There is more to it than just money. The benefits of transitioning how you think, feel, say and do go way beyond just making money.
5 Responses
I have just completed my first year as a complete novice to the share market and what a year to learn in. my first shares purchase where the day before the market crashed……………… but your comments are so right I am on a journey and the new skills i am learning will be with me for ever I look forward to a journey that will teach me the skills to become a good trader. Making money is the bonus!
Thank you for all your articles I look forward to reading them
Hi Gary
As a newish customer I read with interest your journals, which help to me to get my head around the processes you espouse.

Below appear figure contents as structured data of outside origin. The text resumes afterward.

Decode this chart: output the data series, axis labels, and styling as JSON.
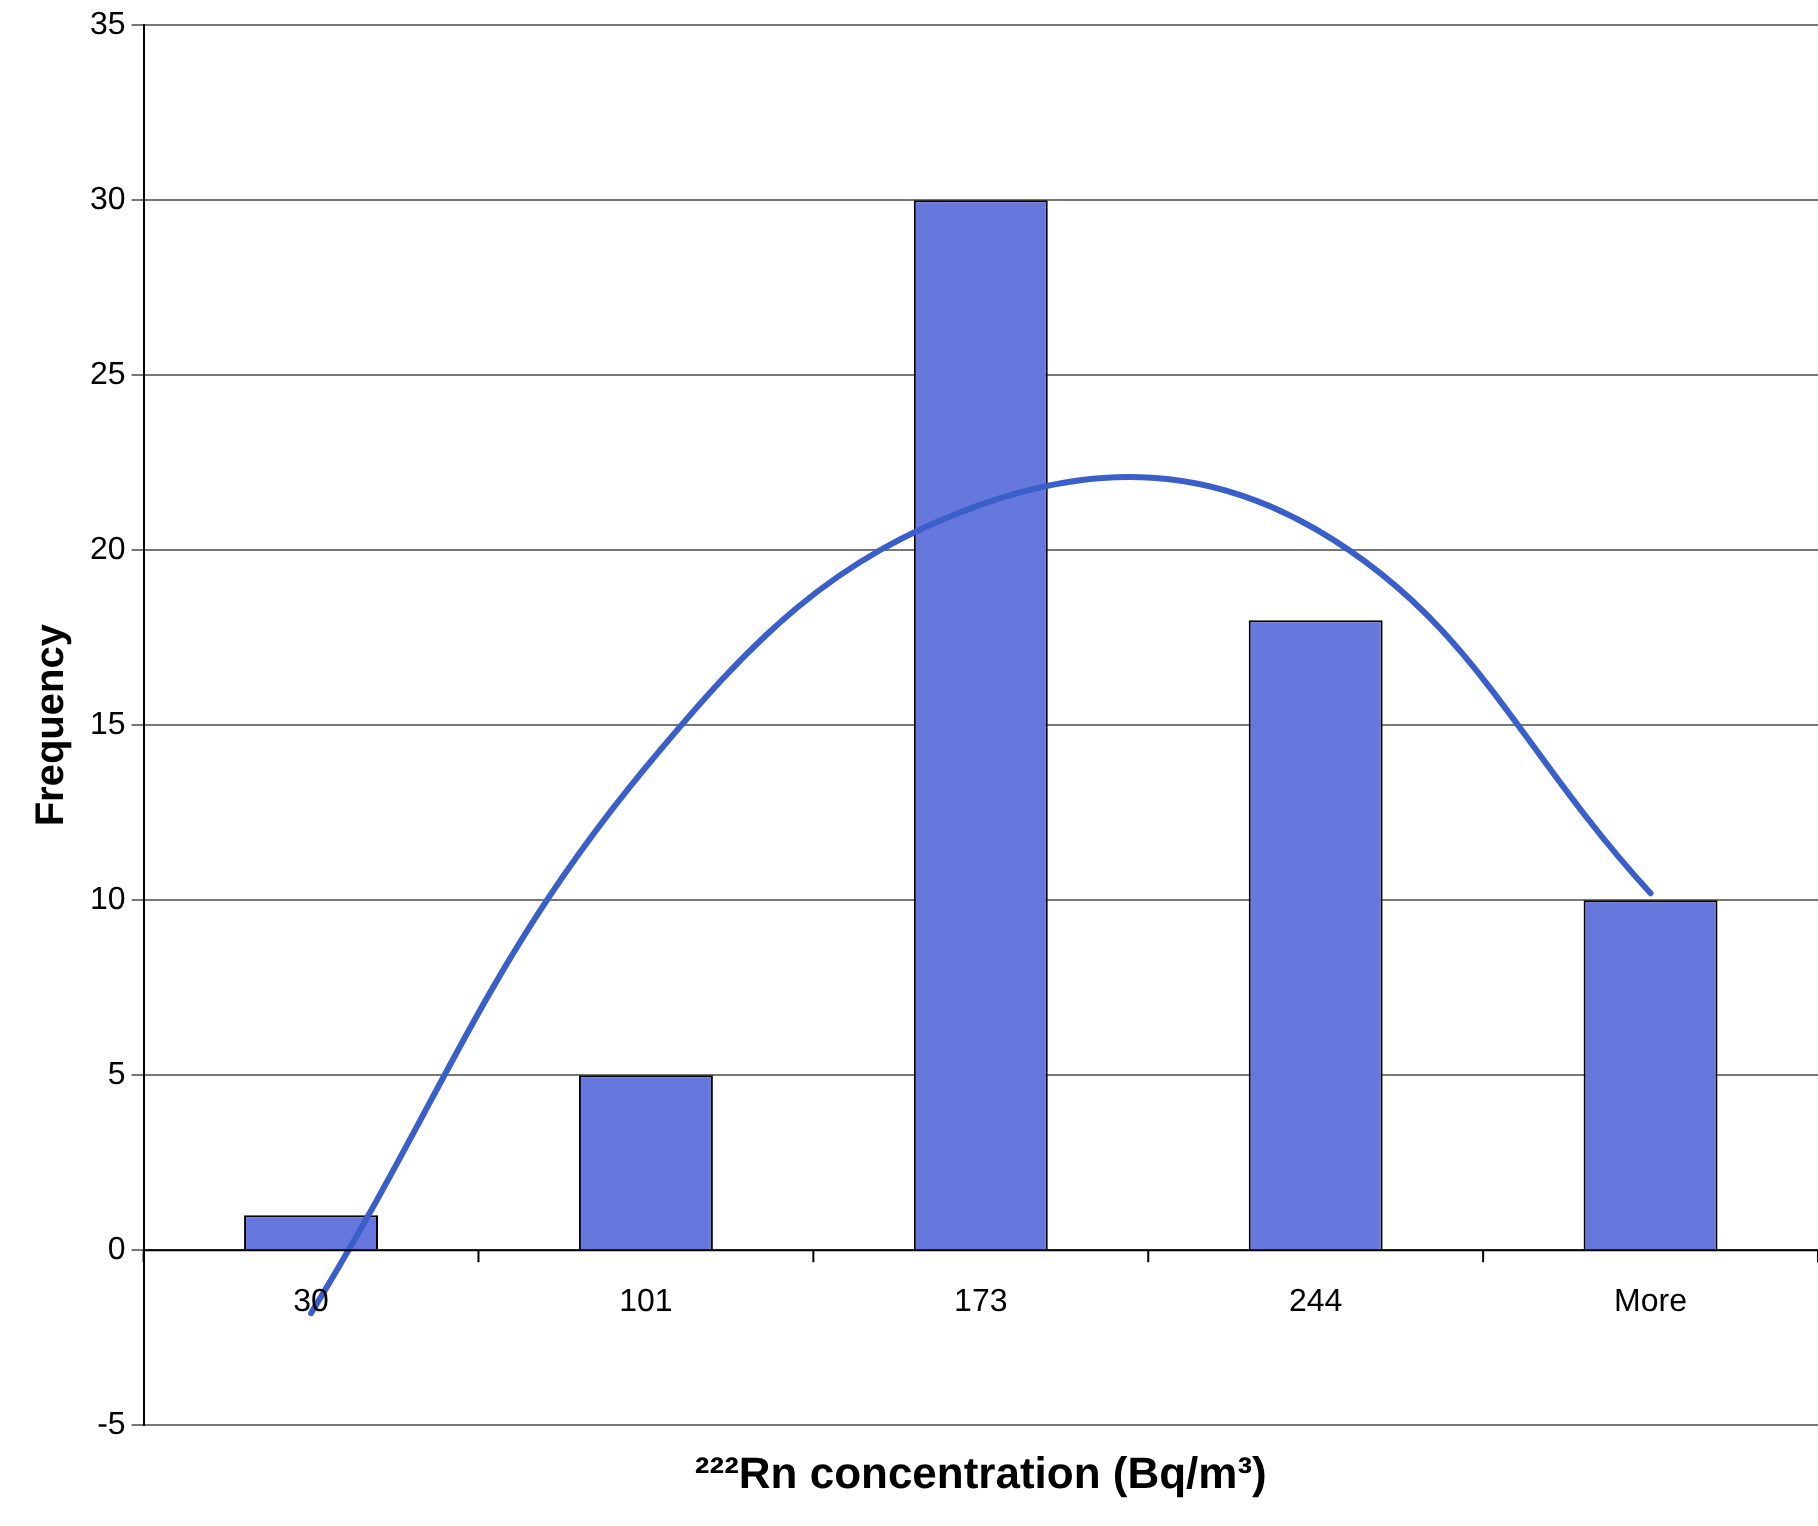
{
  "chart_data": {
    "type": "bar",
    "xlabel": "²²²Rn concentration (Bq/m³)",
    "ylabel": "Frequency",
    "categories": [
      "30",
      "101",
      "173",
      "244",
      "More"
    ],
    "series": [
      {
        "color": "#6677dd",
        "values": [
          1,
          5,
          30,
          18,
          10
        ]
      },
      {
        "type": "line",
        "color": "#3a5fc8",
        "values": [
          -1.8,
          13.8,
          21.3,
          20.6,
          10.2
        ]
      }
    ],
    "ylim": [
      -5,
      35
    ],
    "yticks": [
      -5,
      0,
      5,
      10,
      15,
      20,
      25,
      30,
      35
    ],
    "grid": "y",
    "legend": false,
    "marker": "none"
  }
}
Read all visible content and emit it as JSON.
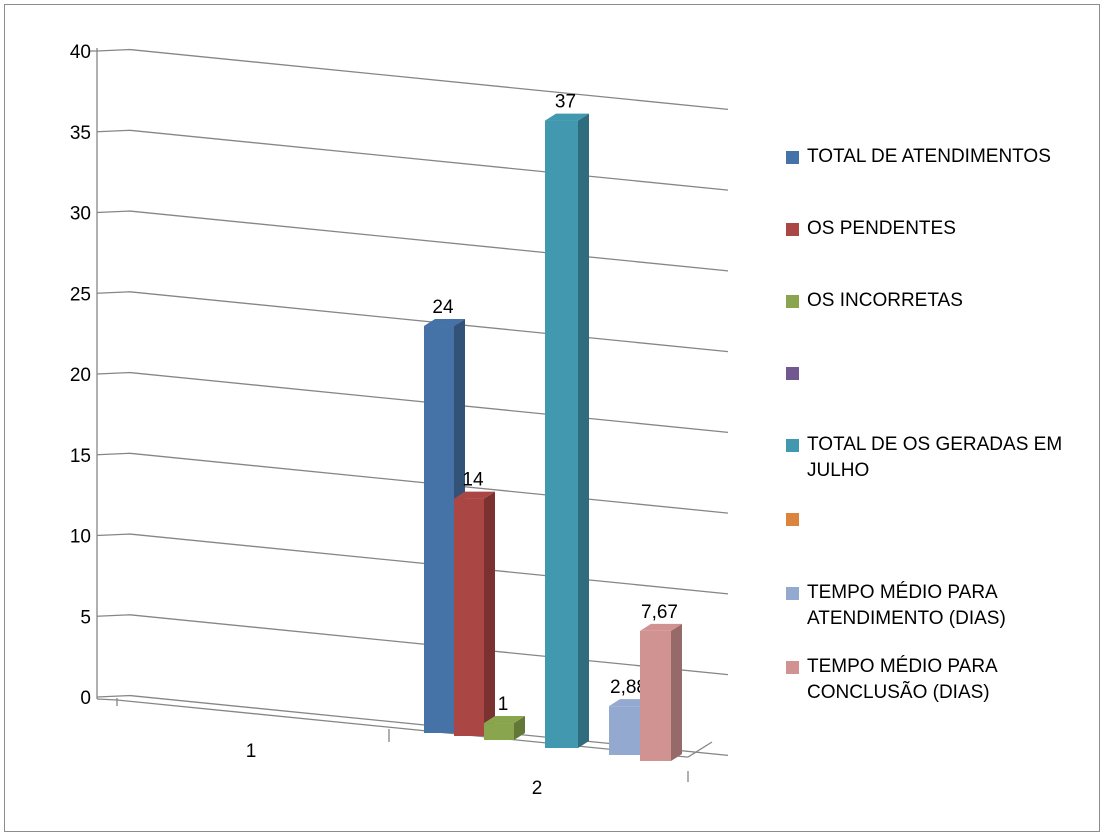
{
  "chart_data": {
    "type": "bar",
    "categories": [
      "1",
      "2"
    ],
    "ylim": [
      0,
      40
    ],
    "yticks": [
      "0",
      "5",
      "10",
      "15",
      "20",
      "25",
      "30",
      "35",
      "40"
    ],
    "grid": true,
    "legend_position": "right",
    "series": [
      {
        "name": "TOTAL DE ATENDIMENTOS",
        "color": "#4572a7",
        "label": "24",
        "values": [
          null,
          24
        ]
      },
      {
        "name": "OS PENDENTES",
        "color": "#aa4643",
        "label": "14",
        "values": [
          null,
          14
        ]
      },
      {
        "name": "OS INCORRETAS",
        "color": "#89a54e",
        "label": "1",
        "values": [
          null,
          1
        ]
      },
      {
        "name": "",
        "color": "#71588f",
        "label": "",
        "values": [
          null,
          null
        ]
      },
      {
        "name": "TOTAL DE OS GERADAS EM JULHO",
        "color": "#4198af",
        "label": "37",
        "values": [
          null,
          37
        ]
      },
      {
        "name": "",
        "color": "#db843d",
        "label": "",
        "values": [
          null,
          null
        ]
      },
      {
        "name": "TEMPO MÉDIO PARA ATENDIMENTO (DIAS)",
        "color": "#93a9cf",
        "label": "2,88",
        "values": [
          null,
          2.88
        ]
      },
      {
        "name": "TEMPO MÉDIO PARA CONCLUSÃO (DIAS)",
        "color": "#d19392",
        "label": "7,67",
        "values": [
          null,
          7.67
        ]
      }
    ]
  }
}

In this Journal the penny is dropping and I am becoming more confident to let go and let the system run. I have been holding back for the reasons you have frequently highlighted. It is a big step and change in my behaviour to sublimate my human instincts to intervene when the going gets tough and trust the “mechanic”, assuming that the rules of the game can be trusted.
Am I convinced? Getting there and the pre and post GIC ASX trading looks like being the ultimate test having seen the extremes of the market unfold. My trust in the buy and hold financial “pro” advisors I previously engaged utterly failed me. I am well on the way to accepting and trusting that SPA3/GPS with me at the helm is a more reliable platform for financial growth.
I am determined to stay the course, your encouragement continues to motivate, keep the fire burning.
After both winning and losing, I now realise that the joy is in the process. If you can get to the point where you have enough confidence in the process to enjoy it and trust it, the outcome can take care of itself
Lucas
In many ways an average computer-literate 10 year old would make a better trader (of a mechanical system like SPA3) than most adults. The reason is that the child would (hopefully) not yet be “infected” by the dross served up by mainstream financial media, would (again, hopefully) not have an ego that needed constant positive reinforcement, and would happily not second-guess a system that has been proven to him/her to make money. Even my seven year old daughter can focus on a necessary task when a almost certain reward, such as a particular Christmas present, is on offer.
The challenge for SPA3 users is to ignore the noise and work on perfecting the process. One idea is to do as Nicholas Darvas did. From chapter 10 of his book: “I buy a copy of the afternoon paper that contains the Wall Street closing prices. I tear out the pages giving that day’s quotations and throw away the rest of the financial section. I do not wish to read any financial stories or commentaries, however well-informed. They might lead me astray.”
How true your latest article is, I have been on this journey for about 18mths trading CFD’s, it certainly has been a rollercoatser ride, have had some nice wins and losses to go with them. 18mths on I no longer have the same emotion attached to winning and losing, it is purely an outcome. obvioulsy we all like to win and winning is better but losing is something I dont feel bad about like i did in the beginning. As time goes on I am still honing my skills and eagerness to get into a trade, and looking for something that will give me the “edge” you talk about. I look forward to your next blog posting.